New York City comptroller and mayoral candidate Brad Lander was arrested by federal agents on Tuesday at a Manhattan immigration court. Lander was escorting a defendant out of the building following his hearing when ICE agents approached to detain the man Lander was assisting. In the video of the incident, Lander repeatedly asks to see a judicial warrant from the masked officers. Lander and the defendant were eventually separated, and Lander was detained inside the court building.
“I am happy to report that I am just fine. I lost a button, but I’m gonna sleep in my bed tonight, safe with my family.” Lander told the crowd. “I’m grateful to hear that the charges are not being brought, but if they are, I’ve got a lawyer.

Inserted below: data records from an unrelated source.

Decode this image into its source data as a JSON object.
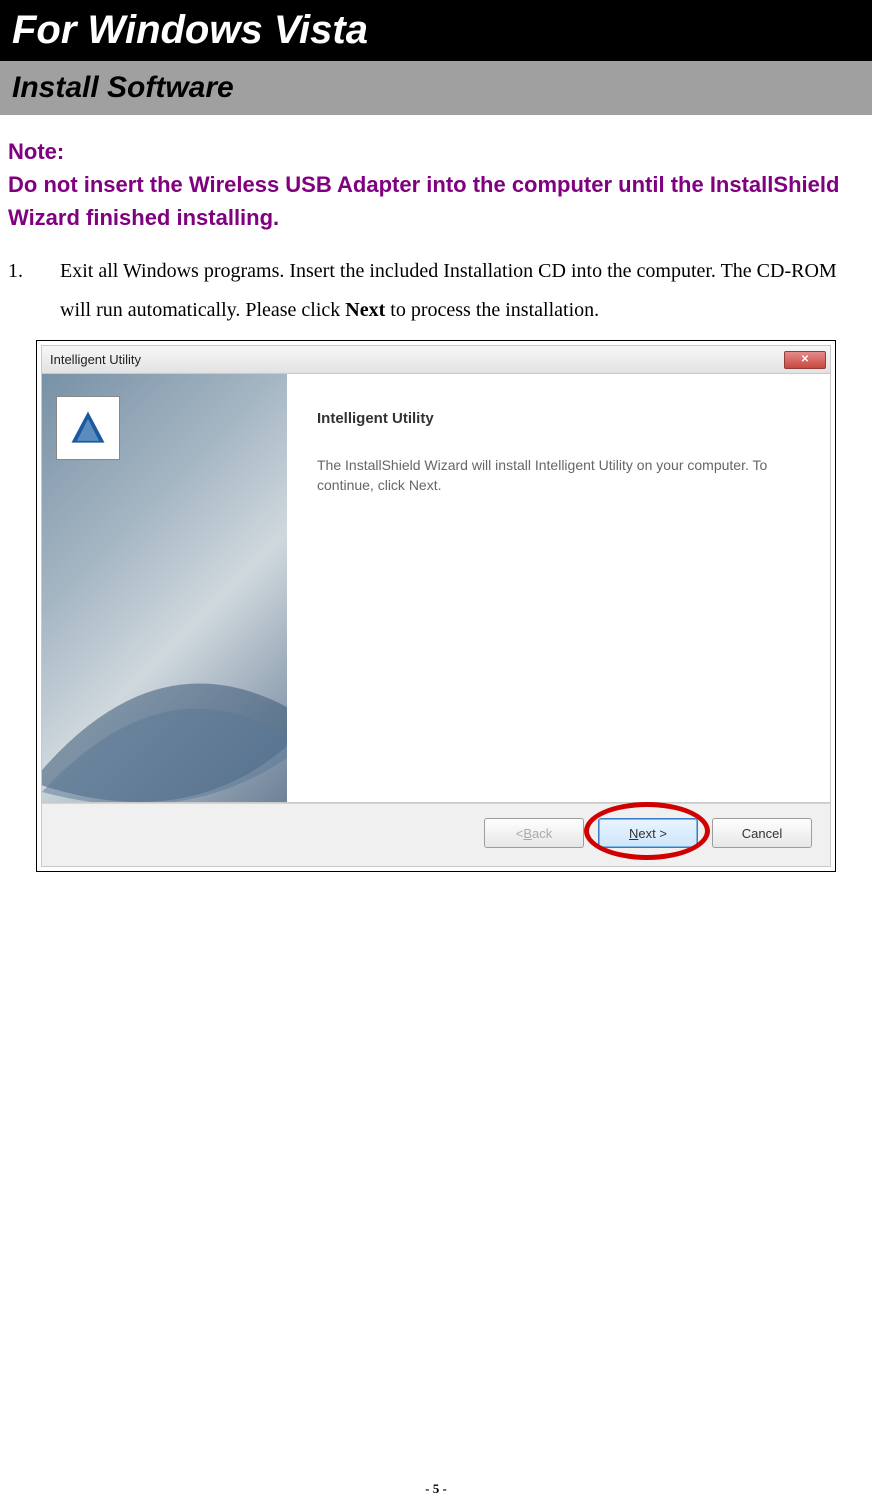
{
  "page": {
    "title": "For Windows Vista",
    "subtitle": "Install Software",
    "note_label": "Note:",
    "note_body": "Do not insert the Wireless USB Adapter into the computer until the InstallShield Wizard finished installing.",
    "step_number": "1.",
    "step_text_before": "Exit all Windows programs. Insert the included Installation CD into the computer. The CD-ROM will run automatically. Please click ",
    "step_text_bold": "Next",
    "step_text_after": " to process the installation.",
    "page_number": "- 5 -"
  },
  "dialog": {
    "window_title": "Intelligent Utility",
    "close_glyph": "✕",
    "heading": "Intelligent Utility",
    "description": "The InstallShield Wizard will install Intelligent Utility on your computer.  To continue, click Next.",
    "buttons": {
      "back_prefix": "< ",
      "back_access": "B",
      "back_suffix": "ack",
      "next_prefix": "",
      "next_access": "N",
      "next_suffix": "ext >",
      "cancel": "Cancel"
    }
  }
}
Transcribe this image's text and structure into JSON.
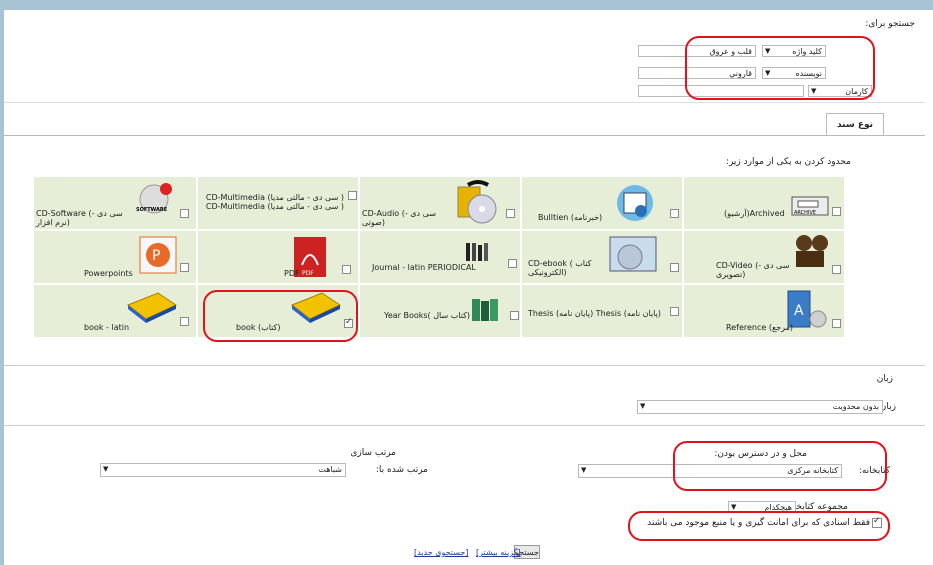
{
  "search_for": {
    "title": "جستجو برای:",
    "rows": [
      {
        "field": "کلید واژه",
        "value": "قلب و عروق",
        "term2": ""
      },
      {
        "field": "نویسنده",
        "value": "قاروني",
        "term2": ""
      },
      {
        "field": "کارمان",
        "value": "",
        "term2": ""
      }
    ]
  },
  "doc_type": {
    "tab": "نوع سند",
    "limit_label": "محدود کردن به یکی از موارد زیر:",
    "items": [
      {
        "label": "(آرشیو)Archived",
        "checked": false,
        "icon": "archive-icon"
      },
      {
        "label": "Bulltien (خبرنامه)",
        "checked": false,
        "icon": "newsletter-icon"
      },
      {
        "label": "CD-Audio (سی دی - صوتی)",
        "checked": false,
        "icon": "cd-audio-icon"
      },
      {
        "label": "CD-Multimedia (سی دی - مالتی مدیا ) CD-Multimedia (سی دی - مالتی مدیا )",
        "checked": false,
        "icon": "multimedia-icon"
      },
      {
        "label": "CD-Software (سی دی - نرم افزار)",
        "checked": false,
        "icon": "software-icon"
      },
      {
        "label": "CD-Video (سی دی - تصویری)",
        "checked": false,
        "icon": "video-camera-icon"
      },
      {
        "label": "CD-ebook ( کتاب الکترونیکی)",
        "checked": false,
        "icon": "ebook-icon"
      },
      {
        "label": "Journal - latin  PERIODICAL",
        "checked": false,
        "icon": "journal-icon"
      },
      {
        "label": "PDF",
        "checked": false,
        "icon": "pdf-icon"
      },
      {
        "label": "Powerpoints",
        "checked": false,
        "icon": "powerpoint-icon"
      },
      {
        "label": "Reference (مرجع)",
        "checked": false,
        "icon": "reference-icon"
      },
      {
        "label": "Thesis (پایان نامه) Thesis (پایان نامه)",
        "checked": false,
        "icon": "thesis-icon"
      },
      {
        "label": "Year Books( کتاب سال)",
        "checked": false,
        "icon": "yearbook-icon"
      },
      {
        "label": "book (کتاب)",
        "checked": true,
        "icon": "book-icon"
      },
      {
        "label": "book - latin",
        "checked": false,
        "icon": "book-latin-icon"
      }
    ]
  },
  "language": {
    "section": "زبان",
    "label": "زبان:",
    "value": "بدون محدویت"
  },
  "location": {
    "section": "محل و در دسترس بودن:",
    "library_label": "کتابخانه:",
    "library_value": "کتابخانه مرکزی",
    "collection_label": "مجموعه کتابخانه ها",
    "collection_value": "هیچکدام",
    "available_label": "فقط اسنادی که برای امانت گیری و یا منبع موجود می باشند",
    "available_checked": true
  },
  "sort": {
    "section": "مرتب سازی",
    "label": "مرتب شده با:",
    "value": "شباهت"
  },
  "actions": {
    "search": "جستجو",
    "more_options": "[گزینه بیشتر]",
    "new_search": "[جستجوی جدید]"
  },
  "colors": {
    "highlight": "#e0121a",
    "cell_bg": "#e7eed8",
    "frame": "#a8c4d4"
  }
}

I don’t have to worry about my due-process rights.”
“At that elevator, I was separated from someone named Edgardo, who I had just met a couple of minutes earlier,” Lander continued. “Edgardo is in ICE detention, and he’s not going to sleep in his bed tonight. So far as I know, he has no lawyer. He has been stripped of his due-process rights by a government and a judge that owe him a credible, fair hearing before they deport him.”
Lander was released from detention after a few hours following an intervention from Governor Kathy Hochul, who appeared behind him during his remarks and called his arrest “bullshit” on social media. Later, Hochul reiterated her beliefs. “You want to know what I really think? It’s bullshit. How dare they take an elected official who’s been going down there for weeks to escort people who are afraid to walk into a courthouse in the United States of America,” Hochul said during a press conference. “Brad Lander has stepped up to be a guiding help for them, and this is what happens to him? What the hell is happening to this country?”
According to Hochul, any charges against Lander were dropped. His arrest marks yet another elected official being detained while protesting immigration enforcement. Last week, Senator Alex Padilla of California was shoved and handcuffed by law enforcement when he tried to question Kristi Noem during a news briefing. In May, Newark mayor Ras Baraka was arrested at a protest outside of a New Jersey ICE facility. Federal authorities later pressed charges against Representative LaMonica McIver, who was also at the protest.
In his comments, Lander made sure to note that this was not really about him. “I will be fine,” he said, “but Edgardo is not going to be fine, and the rule of law is not fine, and our constitutional democracy is not fine.”